Limitations and Future Work

  • KG Construction Overhead – Defining the schema, populating entities, and maintaining up‑to‑date information require substantial manual effort. Automated ingestion pipelines and incremental KG updating are needed.
  • Scalability of Embeddings – Training embeddings on very large graphs can be computationally intensive; research into lightweight or online embedding techniques is a promising direction.
  • Domain Expansion – Current experiments focus on tabular data and classical ML algorithms. Extending the KG to cover deep‑learning models, time‑series, and unstructured data will broaden applicability.
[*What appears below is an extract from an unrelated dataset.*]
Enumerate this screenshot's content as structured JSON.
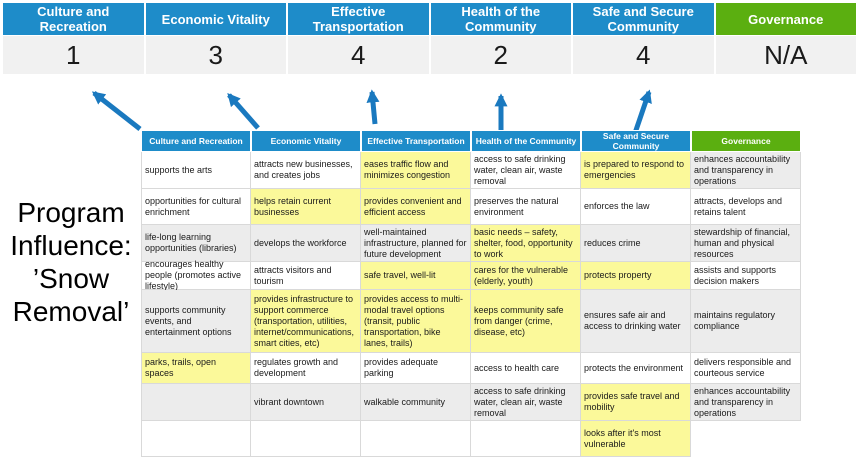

  • Explainability – While link prediction yields recommendations, providing transparent rationales (e.g., “because similar users chose X”) would increase user trust.

Conclusion
The paper demonstrates that a richly annotated Knowledge Graph, when coupled with modern embedding‑based link prediction, can serve as a powerful engine for anticipating user intents and delivering personalized, context‑aware recommendations in data‑analytics environments. By unifying technical workflow components with user‑centric metadata, the approach reduces the cognitive load on non‑expert analysts, accelerates the creation of suitable DA pipelines, and opens new research avenues at the intersection of knowledge‑graph engineering, AutoML, and human‑centered AI.